Whamit!

The Weekly Newsletter of MIT Linguistics

LingLunch 3/9 - Keny Chatain (Institut Jean Nicod (ENS))

Speaker: Keny Chatain (Institut Jean Nicod (ENS))
Title: Reducing Pronoun Accessibility To Presupposition Satisfaction
Time: Thursday, March 9th, 12:30pm – 2pm

Abstract: A pronoun cannot always co-refer with a given DP: while the cases in (1a-c) are natural, the cases in (1d-e) are not interpretable. The problem of pronoun accessibility is the problem of determining which antecedent-pronoun configuration are licit, which ones give rise to deviance. The cases in (1) point to a simple generalization: the pronoun “it” can co-refer with “a phone-book” if and only if the existence of a phone-book can be taken for granted at the point where the pronoun “it” is used. Simple though it may seem, this generalization is not fully validated by many current theories of pronouns. Such theories typically under-generate, failing to license cases like (1c) as well as other more complicated examples.

(1)
a. There is a phone-book7 and it7 is in the cabinet.
b. If there is a phone-book7, it7 is in the cabinet.
c. Either there isn’t a phone-book7 and it7 is in the cabinet. (attributed to Partee)
d. # Either there is a phone-book7 or it7 is in the cabinet.
e. # There might be a phone-book7 and it7 is in the cabinet.

Taking the generalization at face-value, I propose a system where a pronoun can be interpreted if and only if the existence of a witness – a phone-book in the cases above – can be presupposed. This theory builds on insights from E-type theories (Evans, 1980 ; Heim, 1990 ; Elbourne, 2005) but drops some of the assumptions that have made such theories inviable, like uniqueness.

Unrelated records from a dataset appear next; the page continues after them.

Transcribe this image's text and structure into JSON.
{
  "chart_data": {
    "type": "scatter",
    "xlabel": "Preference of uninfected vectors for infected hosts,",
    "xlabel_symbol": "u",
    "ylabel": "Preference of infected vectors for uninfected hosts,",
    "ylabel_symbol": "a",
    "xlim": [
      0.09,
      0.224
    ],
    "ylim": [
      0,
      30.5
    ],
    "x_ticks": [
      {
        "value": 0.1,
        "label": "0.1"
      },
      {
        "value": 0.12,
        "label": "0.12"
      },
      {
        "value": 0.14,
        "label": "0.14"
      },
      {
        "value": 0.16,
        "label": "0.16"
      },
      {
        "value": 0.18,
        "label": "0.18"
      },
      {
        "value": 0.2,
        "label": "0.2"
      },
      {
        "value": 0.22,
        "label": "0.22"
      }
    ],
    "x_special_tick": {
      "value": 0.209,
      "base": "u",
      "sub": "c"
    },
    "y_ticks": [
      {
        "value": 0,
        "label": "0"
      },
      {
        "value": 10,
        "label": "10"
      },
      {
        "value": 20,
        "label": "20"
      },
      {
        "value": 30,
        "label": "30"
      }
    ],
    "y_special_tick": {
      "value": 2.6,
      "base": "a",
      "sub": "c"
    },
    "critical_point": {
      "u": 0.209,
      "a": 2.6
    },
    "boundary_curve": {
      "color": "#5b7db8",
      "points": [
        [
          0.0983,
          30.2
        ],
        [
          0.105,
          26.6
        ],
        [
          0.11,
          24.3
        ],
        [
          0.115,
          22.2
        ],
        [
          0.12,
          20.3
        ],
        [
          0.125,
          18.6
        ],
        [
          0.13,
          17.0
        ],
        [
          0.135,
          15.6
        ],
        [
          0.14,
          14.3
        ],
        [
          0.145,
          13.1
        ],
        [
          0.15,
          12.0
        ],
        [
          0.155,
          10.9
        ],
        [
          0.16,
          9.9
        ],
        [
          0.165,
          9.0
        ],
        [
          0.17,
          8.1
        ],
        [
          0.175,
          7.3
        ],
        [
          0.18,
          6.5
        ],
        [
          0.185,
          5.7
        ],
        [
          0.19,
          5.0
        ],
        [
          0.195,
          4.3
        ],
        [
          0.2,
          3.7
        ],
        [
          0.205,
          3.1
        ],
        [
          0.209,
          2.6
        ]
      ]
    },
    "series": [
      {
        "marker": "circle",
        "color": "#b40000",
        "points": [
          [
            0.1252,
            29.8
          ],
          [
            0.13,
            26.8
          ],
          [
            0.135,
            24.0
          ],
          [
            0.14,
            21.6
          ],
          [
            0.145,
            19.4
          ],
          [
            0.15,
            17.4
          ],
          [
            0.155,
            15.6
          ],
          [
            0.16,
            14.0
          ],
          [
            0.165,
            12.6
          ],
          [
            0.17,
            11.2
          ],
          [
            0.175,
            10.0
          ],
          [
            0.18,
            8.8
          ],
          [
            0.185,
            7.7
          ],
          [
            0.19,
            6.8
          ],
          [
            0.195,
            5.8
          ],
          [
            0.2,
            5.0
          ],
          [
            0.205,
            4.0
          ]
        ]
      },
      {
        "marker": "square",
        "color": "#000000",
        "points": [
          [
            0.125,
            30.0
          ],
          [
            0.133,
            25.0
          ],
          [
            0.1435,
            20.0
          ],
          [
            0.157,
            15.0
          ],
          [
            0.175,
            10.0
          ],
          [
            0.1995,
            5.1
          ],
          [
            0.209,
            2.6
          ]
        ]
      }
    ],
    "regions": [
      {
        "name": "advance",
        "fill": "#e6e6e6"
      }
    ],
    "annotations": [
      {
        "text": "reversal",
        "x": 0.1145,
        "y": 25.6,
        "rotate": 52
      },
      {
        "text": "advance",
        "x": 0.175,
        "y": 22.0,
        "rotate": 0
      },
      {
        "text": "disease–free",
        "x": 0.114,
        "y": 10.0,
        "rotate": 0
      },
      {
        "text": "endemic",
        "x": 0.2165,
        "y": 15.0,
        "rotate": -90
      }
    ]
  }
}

The benefits are conceptual and empirical. Conceptually, by reducing pronoun accessibility to presupposition satisfaction, the proposal can build upon so-called “explanatory” theories of presuppositions (Schlenker, 2009 ; George, 2008 ; Fox, 2013, a.o.). Such theories derive discourse effects from truth-conditional meaning, instead of baking these effects into meanings themselves (Soames, 1989), as in Dynamic Semantics (Heim, 1983, a. o.). Second, the proposal has a broad empirical coverage: it explains the original cases in (1), but also the more complex quantified cases in (2) of quantifier subordination (Roberts, 1987) and donkey anaphora (Geach, 1962). In addition, it makes a range of new predictions, regarding the possibility of cataphora and pronouns licensed by pragmatic inferences.

(2)
a. Every farmer who has a donkey feeds it hay.
b. Every farmer has a donkey. Few of them feed it hay.